Ataxia-telangiectasia mutated (A-T) is a rare genetic autosomal recessive disorder, which means that two copies of an abnormal gene are present and making the disorder develop. A-T is a characterized by progressive ataxia (a group of uncommon neurological disorders characterized by problems with balance and coordination) secondary to cerebellar Purkinje cell loss, pre-mature aging, oculocutaneous telangiectasias (visibly dilated blood vessels in the eye), immune dysfunction, increased cellular oxidative stress, and an approximately one-thousand fold increased cancer risk, particularly for leukemias (blood cancers).

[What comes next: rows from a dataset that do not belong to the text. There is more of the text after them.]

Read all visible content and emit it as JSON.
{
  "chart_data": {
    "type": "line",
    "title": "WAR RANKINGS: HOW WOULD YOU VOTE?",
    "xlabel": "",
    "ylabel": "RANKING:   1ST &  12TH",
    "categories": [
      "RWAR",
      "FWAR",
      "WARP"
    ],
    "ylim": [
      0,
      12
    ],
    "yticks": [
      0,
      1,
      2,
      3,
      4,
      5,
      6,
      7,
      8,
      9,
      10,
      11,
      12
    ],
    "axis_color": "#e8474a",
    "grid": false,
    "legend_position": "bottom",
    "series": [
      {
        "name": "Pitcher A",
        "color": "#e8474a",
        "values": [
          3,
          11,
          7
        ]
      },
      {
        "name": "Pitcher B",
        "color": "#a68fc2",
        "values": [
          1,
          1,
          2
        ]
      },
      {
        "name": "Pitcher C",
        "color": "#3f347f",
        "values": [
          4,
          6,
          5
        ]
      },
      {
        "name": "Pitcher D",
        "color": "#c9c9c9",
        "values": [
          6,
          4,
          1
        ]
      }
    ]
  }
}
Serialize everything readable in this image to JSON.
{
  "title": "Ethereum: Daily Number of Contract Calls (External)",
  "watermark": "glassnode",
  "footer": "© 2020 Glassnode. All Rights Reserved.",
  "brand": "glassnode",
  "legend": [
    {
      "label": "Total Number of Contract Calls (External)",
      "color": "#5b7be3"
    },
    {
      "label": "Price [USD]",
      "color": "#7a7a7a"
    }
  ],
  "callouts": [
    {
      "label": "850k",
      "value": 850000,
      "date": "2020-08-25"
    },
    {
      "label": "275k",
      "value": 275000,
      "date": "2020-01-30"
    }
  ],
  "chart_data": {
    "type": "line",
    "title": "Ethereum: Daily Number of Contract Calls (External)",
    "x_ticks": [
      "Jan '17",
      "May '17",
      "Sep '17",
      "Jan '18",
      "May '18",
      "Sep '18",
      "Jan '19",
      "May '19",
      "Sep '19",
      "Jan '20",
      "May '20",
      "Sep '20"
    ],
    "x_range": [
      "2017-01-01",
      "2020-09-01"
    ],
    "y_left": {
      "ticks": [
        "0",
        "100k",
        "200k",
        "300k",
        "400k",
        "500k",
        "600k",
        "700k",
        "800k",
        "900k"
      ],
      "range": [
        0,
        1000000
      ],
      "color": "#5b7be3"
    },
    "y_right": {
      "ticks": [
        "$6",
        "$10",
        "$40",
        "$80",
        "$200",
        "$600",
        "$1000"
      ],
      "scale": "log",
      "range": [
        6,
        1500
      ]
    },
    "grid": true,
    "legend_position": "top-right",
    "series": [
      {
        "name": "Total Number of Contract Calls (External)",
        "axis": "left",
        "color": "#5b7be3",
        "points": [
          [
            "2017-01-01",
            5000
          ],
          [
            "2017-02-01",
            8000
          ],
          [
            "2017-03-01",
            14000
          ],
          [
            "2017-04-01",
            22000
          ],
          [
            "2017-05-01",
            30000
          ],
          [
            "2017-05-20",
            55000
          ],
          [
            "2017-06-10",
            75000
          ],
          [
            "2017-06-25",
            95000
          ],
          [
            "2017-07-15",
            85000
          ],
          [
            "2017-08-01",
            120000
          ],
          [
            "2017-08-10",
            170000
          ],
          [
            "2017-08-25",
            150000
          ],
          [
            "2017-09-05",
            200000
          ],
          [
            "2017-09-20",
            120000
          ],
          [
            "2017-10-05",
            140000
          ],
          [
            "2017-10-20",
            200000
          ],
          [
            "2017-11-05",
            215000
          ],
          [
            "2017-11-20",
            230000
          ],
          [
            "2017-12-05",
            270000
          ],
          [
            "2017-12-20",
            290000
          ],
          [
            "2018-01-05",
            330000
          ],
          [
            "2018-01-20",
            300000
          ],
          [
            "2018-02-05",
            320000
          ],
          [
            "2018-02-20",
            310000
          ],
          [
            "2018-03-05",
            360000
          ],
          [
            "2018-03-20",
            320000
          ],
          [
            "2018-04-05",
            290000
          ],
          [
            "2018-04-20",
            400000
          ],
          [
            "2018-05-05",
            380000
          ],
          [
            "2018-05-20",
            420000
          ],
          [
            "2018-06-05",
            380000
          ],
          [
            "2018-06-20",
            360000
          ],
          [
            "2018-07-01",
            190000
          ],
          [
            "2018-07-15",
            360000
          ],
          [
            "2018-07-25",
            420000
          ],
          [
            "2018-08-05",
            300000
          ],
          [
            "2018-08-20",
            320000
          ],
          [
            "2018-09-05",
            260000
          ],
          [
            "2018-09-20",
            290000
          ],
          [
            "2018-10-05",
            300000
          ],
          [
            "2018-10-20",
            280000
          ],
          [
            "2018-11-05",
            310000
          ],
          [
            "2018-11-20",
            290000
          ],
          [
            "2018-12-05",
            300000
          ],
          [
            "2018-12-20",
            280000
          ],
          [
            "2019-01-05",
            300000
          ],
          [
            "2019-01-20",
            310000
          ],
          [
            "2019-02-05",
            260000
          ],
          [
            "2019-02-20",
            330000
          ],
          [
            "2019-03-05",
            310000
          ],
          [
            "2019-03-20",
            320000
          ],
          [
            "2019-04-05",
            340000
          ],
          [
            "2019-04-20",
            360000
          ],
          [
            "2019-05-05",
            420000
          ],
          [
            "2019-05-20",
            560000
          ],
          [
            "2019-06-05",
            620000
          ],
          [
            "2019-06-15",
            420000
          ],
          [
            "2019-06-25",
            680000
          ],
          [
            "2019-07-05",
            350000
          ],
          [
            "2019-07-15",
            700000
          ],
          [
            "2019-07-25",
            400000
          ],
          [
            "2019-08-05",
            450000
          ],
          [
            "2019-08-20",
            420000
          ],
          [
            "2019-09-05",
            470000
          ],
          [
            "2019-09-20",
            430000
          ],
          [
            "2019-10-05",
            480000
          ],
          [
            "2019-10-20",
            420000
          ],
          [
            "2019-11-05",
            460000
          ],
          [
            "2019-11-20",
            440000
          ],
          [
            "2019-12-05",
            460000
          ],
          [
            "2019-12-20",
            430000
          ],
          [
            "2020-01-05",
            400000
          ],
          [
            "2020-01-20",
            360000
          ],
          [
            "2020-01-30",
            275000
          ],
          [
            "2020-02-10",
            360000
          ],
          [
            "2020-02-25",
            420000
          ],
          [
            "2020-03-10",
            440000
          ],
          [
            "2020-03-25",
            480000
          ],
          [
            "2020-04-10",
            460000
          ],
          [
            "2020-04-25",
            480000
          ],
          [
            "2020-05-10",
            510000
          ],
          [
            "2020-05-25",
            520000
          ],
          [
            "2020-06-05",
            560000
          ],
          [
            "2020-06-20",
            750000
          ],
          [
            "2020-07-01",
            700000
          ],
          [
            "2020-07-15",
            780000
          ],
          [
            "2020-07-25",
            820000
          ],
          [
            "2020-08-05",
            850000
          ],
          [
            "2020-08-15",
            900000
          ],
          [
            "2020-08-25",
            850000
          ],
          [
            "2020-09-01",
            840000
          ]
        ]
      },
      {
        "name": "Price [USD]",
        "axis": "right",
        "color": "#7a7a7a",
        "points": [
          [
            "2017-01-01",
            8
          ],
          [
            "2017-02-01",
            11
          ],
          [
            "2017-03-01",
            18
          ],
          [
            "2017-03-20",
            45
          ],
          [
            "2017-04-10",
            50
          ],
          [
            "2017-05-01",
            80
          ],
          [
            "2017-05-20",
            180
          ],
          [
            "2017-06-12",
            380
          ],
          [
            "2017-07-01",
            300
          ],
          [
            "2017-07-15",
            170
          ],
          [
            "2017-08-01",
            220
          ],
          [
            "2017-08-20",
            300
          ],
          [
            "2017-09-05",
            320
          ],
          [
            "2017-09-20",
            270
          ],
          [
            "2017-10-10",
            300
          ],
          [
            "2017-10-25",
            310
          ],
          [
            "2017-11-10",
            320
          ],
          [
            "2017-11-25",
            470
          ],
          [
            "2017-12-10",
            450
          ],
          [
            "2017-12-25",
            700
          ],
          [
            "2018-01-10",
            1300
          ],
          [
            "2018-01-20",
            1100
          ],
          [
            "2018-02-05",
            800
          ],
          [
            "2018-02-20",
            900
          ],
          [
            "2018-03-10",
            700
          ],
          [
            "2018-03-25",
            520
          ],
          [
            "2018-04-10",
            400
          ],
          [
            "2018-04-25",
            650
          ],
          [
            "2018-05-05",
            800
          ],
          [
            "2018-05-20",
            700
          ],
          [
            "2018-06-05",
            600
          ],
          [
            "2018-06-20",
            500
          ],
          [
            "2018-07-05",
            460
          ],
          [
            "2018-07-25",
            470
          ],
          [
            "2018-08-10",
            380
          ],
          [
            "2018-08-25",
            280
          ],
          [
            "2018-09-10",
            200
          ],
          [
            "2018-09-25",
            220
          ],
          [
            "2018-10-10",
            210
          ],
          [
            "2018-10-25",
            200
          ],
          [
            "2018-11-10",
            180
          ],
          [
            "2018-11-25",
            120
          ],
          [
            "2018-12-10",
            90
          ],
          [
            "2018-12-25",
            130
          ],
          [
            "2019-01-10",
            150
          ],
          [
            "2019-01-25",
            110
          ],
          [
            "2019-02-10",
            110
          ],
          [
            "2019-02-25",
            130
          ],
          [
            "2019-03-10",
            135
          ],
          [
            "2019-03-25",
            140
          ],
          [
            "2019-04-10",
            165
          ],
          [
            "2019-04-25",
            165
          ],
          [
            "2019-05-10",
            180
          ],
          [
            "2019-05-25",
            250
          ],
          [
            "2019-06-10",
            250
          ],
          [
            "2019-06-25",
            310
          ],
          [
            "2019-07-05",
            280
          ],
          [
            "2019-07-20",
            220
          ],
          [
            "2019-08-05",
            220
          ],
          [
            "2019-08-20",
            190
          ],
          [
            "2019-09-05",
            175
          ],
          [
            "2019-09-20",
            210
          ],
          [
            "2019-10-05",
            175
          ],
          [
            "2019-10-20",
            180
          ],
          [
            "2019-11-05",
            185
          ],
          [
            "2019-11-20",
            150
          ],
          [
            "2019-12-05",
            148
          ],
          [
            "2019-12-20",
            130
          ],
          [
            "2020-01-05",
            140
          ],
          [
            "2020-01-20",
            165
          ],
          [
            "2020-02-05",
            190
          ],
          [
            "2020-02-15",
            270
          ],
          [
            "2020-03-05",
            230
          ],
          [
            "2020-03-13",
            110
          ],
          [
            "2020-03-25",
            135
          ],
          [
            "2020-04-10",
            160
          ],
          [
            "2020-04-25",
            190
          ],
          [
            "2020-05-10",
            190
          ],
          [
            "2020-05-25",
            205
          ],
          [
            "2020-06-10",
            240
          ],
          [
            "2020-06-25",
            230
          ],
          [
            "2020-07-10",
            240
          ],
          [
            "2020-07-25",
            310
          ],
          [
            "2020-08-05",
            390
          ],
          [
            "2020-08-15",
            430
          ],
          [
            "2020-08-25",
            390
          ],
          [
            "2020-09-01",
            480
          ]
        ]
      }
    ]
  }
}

The clinical course of A-T is progressive and unrelenting, with most affected individuals living only into their early twenties, often dying from leukemia, pneumonia, failure to thrive, or choking on food due to poor motor function. At the molecular level, A-T results from loss of the ataxia-telangiectasia mutated (ATM) gene product function on chromosome eleven. ATM plays a central role in the sensing and repair of double-stranded DNA breaks, cellular responses to oxidative stress and subsequent p53 induction and cellular checkpoint initiation, and the regulation of mitochondrial function. Dysregulated ATM activity has also been implicated in Type II Diabetes. The cause of A-T is the inability of A-T cells to efficiently repair double-stranded DNA breaks, resulting in persistent broken DNA, increased mutagenesis, cell death, and an elevated cancer risk.
Dr. Shackelford’s work involves identifying pharmacologic agents that will lower double-stranded DNA breaks in A-T cells to increase cell viability and ultimately lead to a treatment for A-T.